今回は、『働き方全史』をピックアップします。

私たちは今、デジタル、生物学、 物理学の技術が融合して生まれた、第四次産業革命の真っただ中にいます。これまでテクノロジーとは無縁だった職業に就いていた人にとっても、「自分の仕事をロボットに奪われたら、どうすればいいのか」という危機感が、これまでになく身近なものになってきています。
でも、いったいなぜAI時代になってまで、私たちは「働くこと」にこだわるのでしょうか。「働かない」ことは悪いことなのでしょうか。
ケンブリッジ大学の社会人類学者が「働き方」をキーワードに、現代を「人類史上2度目の大革命期」と定義しながら、人類史を読み解いていきます。

仕事と人間の歴史的関係を解き明かす!

本書では、最新の経済学、社会人類学、物理学、進化生物学、動物学などの幅広い知見をもとに、「人と仕事」の関係について、今までにない視点から解き明かしていきます。
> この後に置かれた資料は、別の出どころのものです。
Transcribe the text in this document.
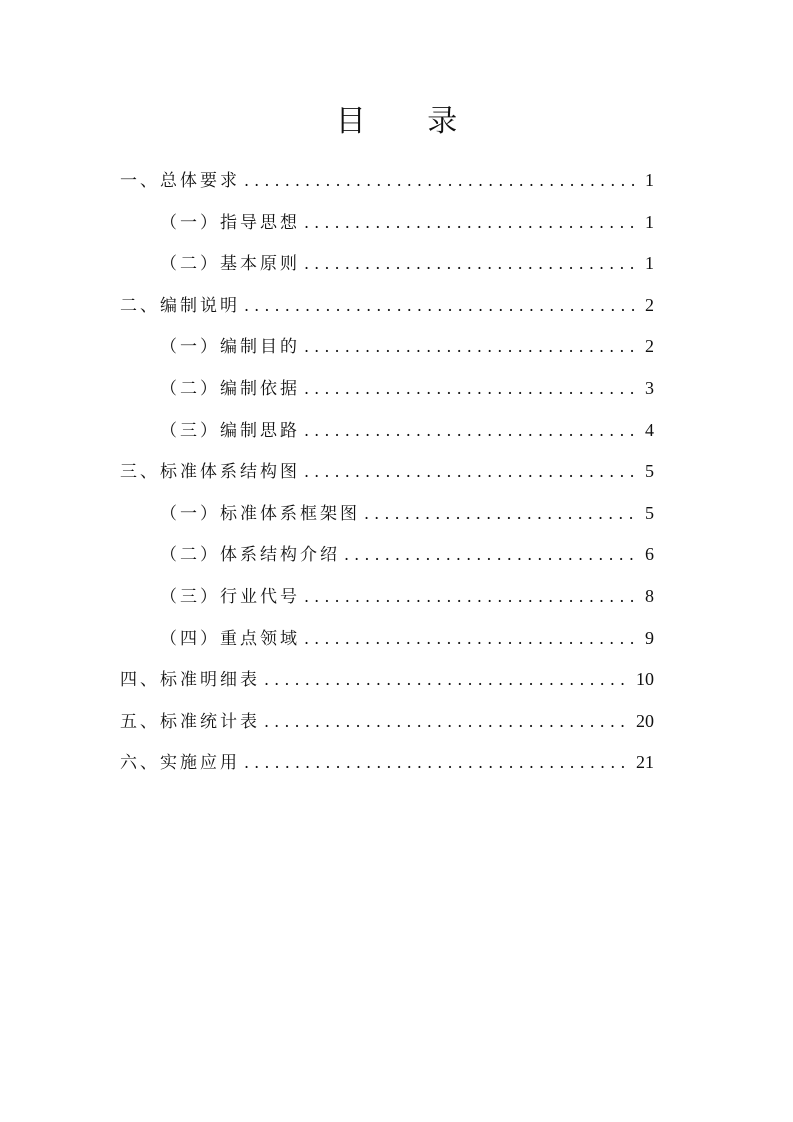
目 录
一、总体要求 . . .	1
（一）指导思想 . . .	1
（二）基本原则 . . .	1
二、编制说明 . . .	2
（一）编制目的 . . .	2
（二）编制依据 . . .	3
（三）编制思路 . . .	4
三、标准体系结构图 . . .	5
（一）标准体系框架图 . . .	5
（二）体系结构介绍 . . .	6
（三）行业代号 . . .	8
（四）重点领域 . . .	9
四、标准明细表 . . .	10
五、标准统计表 . . .	20
六、实施应用 . . .	21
最大の特徴は、社会人類学の視点を導入している点です。
狩猟採集生活をしていた私たちの祖先がどのように暮らし、働いていたかを教えてくれる貴重な資料ーー石の破片、岩絵、骨の破片ーーに命を吹き込むには、社会人類学的研究に頼るしかありません。
たとえば、人間と機械の関係が、大昔の農民と荷車を引くウマやウシやその他の動物との関係と、どのくらい共通点があるのか。また、自動化に対する人間の不安が、奴隷制度のある社会に住む人々が感じていた不安と、どのように似ているのか。その理由も明らかにしてくれます。

現代を生きる私たちと、狩猟採集民族の祖先たちとの共通点を引き出しながら、現代特有の課題だと捉えられがちなものの根底にある、問題の本質を考えることができます

週に15時間だけ働き、幸せに生きる人々

働くことの意義を考えさせられるエピソードとして、本書で度々登場する、アフリカ南部カラハリ地方の「ジュホアン」という採集民族を紹介します。
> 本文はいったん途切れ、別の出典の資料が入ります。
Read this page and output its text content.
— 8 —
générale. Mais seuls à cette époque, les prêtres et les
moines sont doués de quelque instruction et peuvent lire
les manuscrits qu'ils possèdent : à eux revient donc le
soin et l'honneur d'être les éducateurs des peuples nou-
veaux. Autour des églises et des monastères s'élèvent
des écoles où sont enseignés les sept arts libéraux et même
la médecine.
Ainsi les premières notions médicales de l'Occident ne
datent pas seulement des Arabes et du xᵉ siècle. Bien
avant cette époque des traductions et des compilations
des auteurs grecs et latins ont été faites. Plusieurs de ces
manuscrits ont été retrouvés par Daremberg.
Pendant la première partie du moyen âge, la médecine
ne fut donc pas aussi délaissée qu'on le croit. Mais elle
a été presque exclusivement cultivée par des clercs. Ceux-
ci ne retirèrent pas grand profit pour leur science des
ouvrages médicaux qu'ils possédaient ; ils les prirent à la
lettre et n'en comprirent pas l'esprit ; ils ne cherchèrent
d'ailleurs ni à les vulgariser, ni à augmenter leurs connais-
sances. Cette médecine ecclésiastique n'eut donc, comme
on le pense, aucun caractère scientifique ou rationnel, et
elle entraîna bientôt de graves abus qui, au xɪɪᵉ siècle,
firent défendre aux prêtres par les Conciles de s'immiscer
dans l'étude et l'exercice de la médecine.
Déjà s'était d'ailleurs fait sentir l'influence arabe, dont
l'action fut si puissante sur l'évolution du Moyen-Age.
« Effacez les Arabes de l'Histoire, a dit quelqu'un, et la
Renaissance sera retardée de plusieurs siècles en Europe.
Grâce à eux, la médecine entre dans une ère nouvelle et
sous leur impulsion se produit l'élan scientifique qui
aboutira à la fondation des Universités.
皆さんは、「狩猟採集民族」についてどのようなイメージを持っているでしょうか?日々の食糧を確保するのに一苦労で、「常に飢餓と紙一重の状態にいる、貧しかった民族」と思っている方も多いのではないでしょうか

実際の彼らは、物質的な困窮や果てしない闘争に耐える生活をしていたわけではありませんでした。週に15時間を超えて働くことはあまりなく、ほとんどの時間を休息と娯楽に費やしていたのです。
それは、必要以上に食糧を蓄えることもなく、富や地位を築くことにも関心がなく、短期的な物質的欲求を満たすためだけに働いていたからだといえます。
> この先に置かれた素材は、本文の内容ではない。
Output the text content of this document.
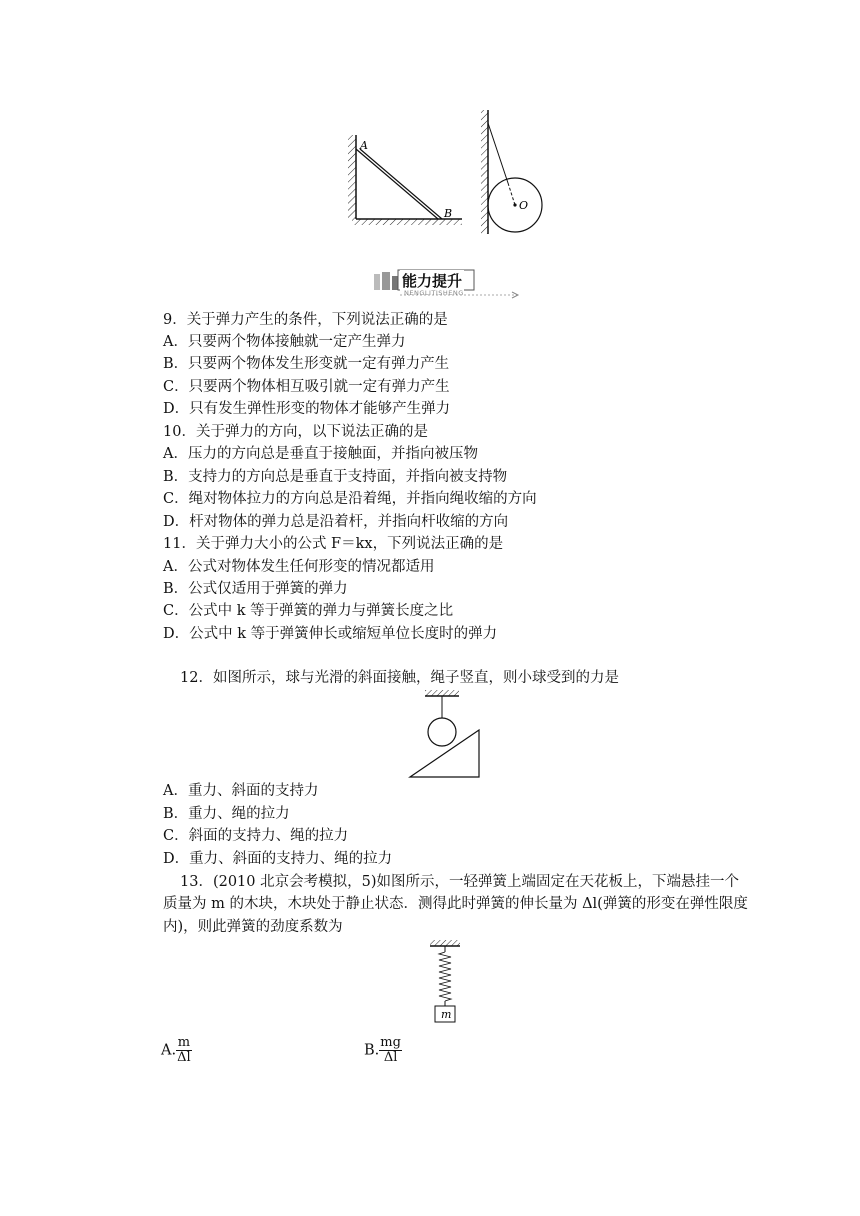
A
B
O
能力提升
NENGLITISHENG
9．关于弹力产生的条件，下列说法正确的是
A．只要两个物体接触就一定产生弹力
B．只要两个物体发生形变就一定有弹力产生
C．只要两个物体相互吸引就一定有弹力产生
D．只有发生弹性形变的物体才能够产生弹力
10．关于弹力的方向，以下说法正确的是
A．压力的方向总是垂直于接触面，并指向被压物
B．支持力的方向总是垂直于支持面，并指向被支持物
C．绳对物体拉力的方向总是沿着绳，并指向绳收缩的方向
D．杆对物体的弹力总是沿着杆，并指向杆收缩的方向
11．关于弹力大小的公式 F＝kx，下列说法正确的是
A．公式对物体发生任何形变的情况都适用
B．公式仅适用于弹簧的弹力
C．公式中 k 等于弹簧的弹力与弹簧长度之比
D．公式中 k 等于弹簧伸长或缩短单位长度时的弹力
12．如图所示，球与光滑的斜面接触，绳子竖直，则小球受到的力是
A．重力、斜面的支持力
B．重力、绳的拉力
C．斜面的支持力、绳的拉力
D．重力、斜面的支持力、绳的拉力
13．(2010 北京会考模拟，5)如图所示，一轻弹簧上端固定在天花板上，下端悬挂一个
质量为 m 的木块，木块处于静止状态．测得此时弹簧的伸长量为 Δl(弹簧的形变在弹性限度
内)，则此弹簧的劲度系数为
m
A. $\frac{m}{\Delta l}$	B. $\frac{mg}{\Delta l}$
狩猟採集民が他の人々よりはるかに多くの自由な時間を持っていたのは、物質的な必要が満たされていた以上に、わずらわしい欲望に振り回されることがなかったためです。狩猟採集民は、多くを望まないことで欲望の奴隷になることなく、彼らなりの豊かさを手に入れていました

一方、現代のウォールストリートの銀行家たちはどうでしょう。
彼らよりも多くの不動産や船舶、車、時計などを所有しながらも、それに満足できず、さらに多くを手に入れようと常に苦闘しているのです。

歴史を学び、未来への指針にする

狩猟採集民はその場のニーズを満たすため、農民は翌年までの生活を維持するために労働力を投入していました。しかし、現在の私たちは、もっと長いスパンで、自分がしている仕事の可能性を考えなければならなくなってきています
採集民の約250倍のエネルギーを獲得し、消費している私たちは、これからの未来をうまく進んでいくために、想像力、寛容性に加え、生活態度や価値観について、歴史的に前例がないレベルでの変革が求められるでしょう。

本書を通じて、「人と仕事」の歴史や仕事の意義について、新たな視点から学び、今後について考えるきっかけにしてみませんか?